In a large bowl, cover the beans with 8 cups of water. Let stand at room temperature overnight or for up to 12 hours. Drain and set aside.
Tie together the parsley and thyme sprigs, and set aside.
Heat the duck fat in a large Dutch oven over medium-high heat. Add the salt pork and cook, stirring occasionally, until browned, about 8 to 10 minutes. Remove with a slotted spoon to a large bowl.
Add the duck confit to the pot, skin side down, and cook until browned, about 5 minutes. Turn the duck and cook until lightly brown on the other side, about 3 minutes. Transfer to bowl with the salt pork.
Add the sausage to the pot and cook, turning occasionally, until browned on all sides. Cut the sausage into chunks. Transfer to the bowl with the salt pork and duck.
Drain all but 2 tablespoons of fat from the pot. Reduce the heat to medium and add the onion. Cook until the onion is tender, stirring and scraping up browned bits from the bottom of the pot occasionally, about 5 minutes. Add the celery, carrot, garlic, and tomato paste. Stir constantly for 1 minute. Add the bay leaves, soaked beans, 6 cups of broth, and parsley-thyme bundle to the pot.

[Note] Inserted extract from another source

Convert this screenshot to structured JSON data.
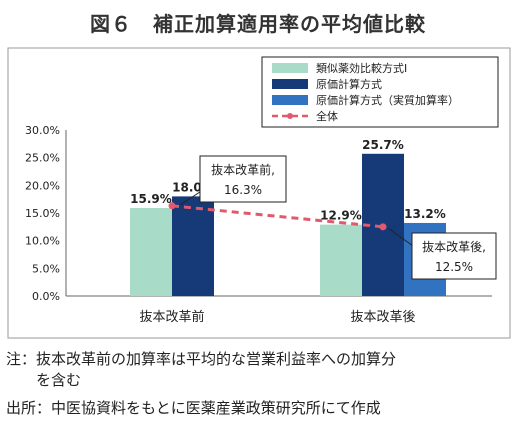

Bring to a boil. Reduce the heat to low, and cover. Simmer, stirring occasionally, until the beans are almost tender, about 45 minutes. Remove from the heat. Discard the parsley, thyme, and bay leaves. Stir in the salt and pepper.
Adjust the oven rack to the lower third position. Preheat the oven to 300°F.
Add the browned sausage and salt pork to the pot, stirring to blend well. Arrange the duck confit pieces, skin side up on top. (The beans should be mostly covered with broth with the duck resting on top.)
Bake, uncovered, until a skin forms on top, about 2 hours. Remove from the oven. Using a large spoon, push down around the sides to collect liquid and spoon over top. If your beans have soaked up all of the liquid, add enough broth to barely cover the beans (1-2 cups), then spoon the liquid over the duck.
Return to oven and continue to cook until top is a deep brown and a crust forms, about 1 hour. Serve warm with crusty bread.
Notes
If you can’t find salt pork: Use thick-cut or slab bacon or pancetta but into cubes. You can also use ham hocks, but keep in mind they will smokiness to the stew. Skip browning them and add to the simmering beans, then shred the meat before placing the chicken legs on top.
If you can’t find duck leg confit: Use regular duck legs or chicken legs and season them generously with salt and pepper before browning. Make sure you use duck fat to brown the legs.
A note about duck fat: If you use duck confit, there should be enough fat in the packages so you don’t have to buy extra duck fat. If you want to source extra duck fat, you can often find it in specialty or gourmet grocery stores either in the cooking oil section or near the butter. Olive oil can be used in a pinch.
Use dry white beans: Tarbais beans are the traditional bean in cassoulet, but they are not easy to come by in the US. Cannellini beans are a wonderful substitute, but other white beans like navy beans or Great Northern beans work, too.
A thick and rich stew: This recipe creates a rich bean stew which a thick broth and tons of flavor. If you want a thinner, more brothy dish, increase the broth amount by 1 cup when initially simmering the beans.